Он прожил еще несколько дней. Не мог говорить, только смотрел. И она молчала. Не надо им было слов. За эти предсмертные дни души их слились в одну нерастанную, и столько блаженства, столько покоя, тихого восторга, столько боли, горести и тоски испытала она, что, соединившись, все эти чувства сделали ее вечной, парящей над временем и беспредельным миром.

Только одно видение посетило его перед самым концом. Раскрылись вдруг стены горницы. Пахнуло запахом свежей хвои. Сосновый бор поднялся до неба. Из зеленых ветвей выглянул лось и посмотрел влажным взглядом. А за ним две бабушки в платочках, сморщенные, улыбчивые, стали махать руками, звать. За стволами мелькнуло белое платье, и он пошел к нему неверным шагом, протягивая руки и силясь выговорить несказанно прекрасное имя...

ЭПИЛОГ (1622 г.)

Зелены луга вокруг Суздаля, до самого Семена-летопроводца зелены. И в зелени этой поляны то желтых цветов, то синих, то белых, рассыпчатых, с горько-дурманным запахом.

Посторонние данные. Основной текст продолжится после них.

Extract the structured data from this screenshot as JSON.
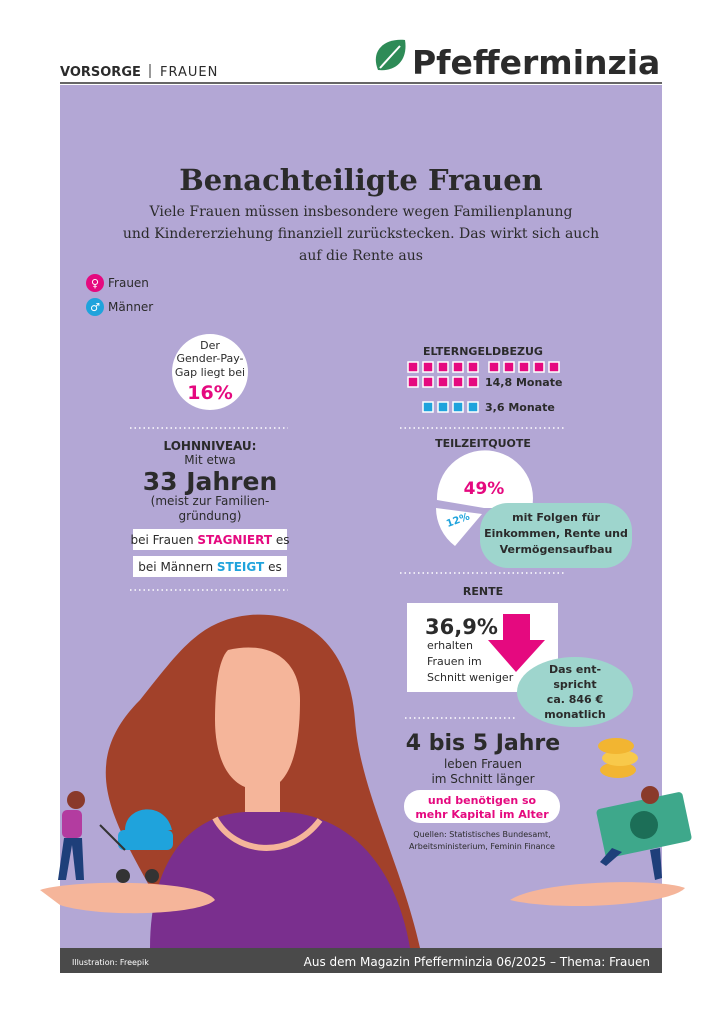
{
  "header": {
    "section": "Vorsorge",
    "topic": "Frauen",
    "logo": "Pfefferminzia"
  },
  "title": "Benachteiligte Frauen",
  "subtitle": [
    "Viele Frauen müssen insbesondere wegen Familienplanung",
    "und Kindererziehung finanziell zurückstecken. Das wirkt sich auch",
    "auf die Rente aus"
  ],
  "legend": [
    "Frauen",
    "Männer"
  ],
  "gender_pay_gap": {
    "text": [
      "Der",
      "Gender-Pay-",
      "Gap liegt bei"
    ],
    "value": "16%"
  },
  "lohnniveau": {
    "heading": "LOHNNIVEAU:",
    "intro": "Mit etwa",
    "age": "33 Jahren",
    "note": [
      "(meist zur Familien-",
      "gründung)"
    ],
    "women": [
      "bei Frauen",
      "STAGNIERT",
      "es"
    ],
    "men": [
      "bei Männern",
      "STEIGT",
      "es"
    ]
  },
  "elterngeld": {
    "heading": "ELTERNGELDBEZUG",
    "women": "14,8 Monate",
    "men": "3,6 Monate"
  },
  "teilzeit": {
    "heading": "TEILZEITQUOTE",
    "women": "49%",
    "men": "12%",
    "note": [
      "mit Folgen für",
      "Einkommen, Rente und",
      "Vermögensaufbau"
    ]
  },
  "rente": {
    "heading": "RENTE",
    "value": "36,9%",
    "text": [
      "erhalten",
      "Frauen im",
      "Schnitt weniger"
    ],
    "note": [
      "Das ent-",
      "spricht",
      "ca. 846 €",
      "monatlich"
    ]
  },
  "lebenserwartung": {
    "value": "4 bis 5 Jahre",
    "text": [
      "leben Frauen",
      "im Schnitt länger"
    ],
    "note": [
      "und benötigen so",
      "mehr Kapital im Alter"
    ]
  },
  "sources": [
    "Quellen: Statistisches Bundesamt,",
    "Arbeitsministerium, Feminin Finance"
  ],
  "footer": {
    "credit": "Illustration: Freepik",
    "magazine": "Aus dem Magazin Pfefferminzia 06/2025 – Thema: Frauen"
  }
}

Как всегда, в этот день она пошла собирать цветы. Каждый год десятое лето подряд уходила в луга и там сидела подолгу, плетя венки, вспоминая те дни августа, те короткие дни, когда судьба соединила их навечно.

Десять лет минуло, день в день. Это были годы уединенья, тихой думы, созерцанья огромного мира, стоящего вокруг на прозрачных небесных столбах.

Сегодня идти было тяжко. Послушница, жившая в келейке напротив, уговаривала, не пускала:

— Куда ты, матушка царевна? Смотри, лица на тебе нет. Какой уже день недужна. Еще приключится чего с тобой.

— Я знаю...— ответила она тихо.— Я за цветами иду.

Обошла белые стены Покровского монастыря, перебралась через мостик, накрывший тихую реченку, и оказалась среди трав, поющих птиц, под радостно голубым небом с сияющим солнцем в самой верхушке.

Цветов было пропасть. Одни ластились к ногам, другие сердито били сухими головками, третьи прятались, испуганно выглядывая из мелких кустиков.

Она брала только Те, которые к ней просились. И не срывала, сами они подпрыгивали и ложились к ней на ладони. Она отобрала дюжину самых повадливых, глядящих прямо в глаза и лепечущих детские свои речи: «Ксенюшка, меня, меня! Я первый к тебе просился!», «Нет, я!», «Акся, со мной поиграй!». Сняла с пальца витое серебряное колечко, пропустила в него тонкие стебельки. И цветики сразу перемешались, защебетали между собой, то милуясь, то ссорясь.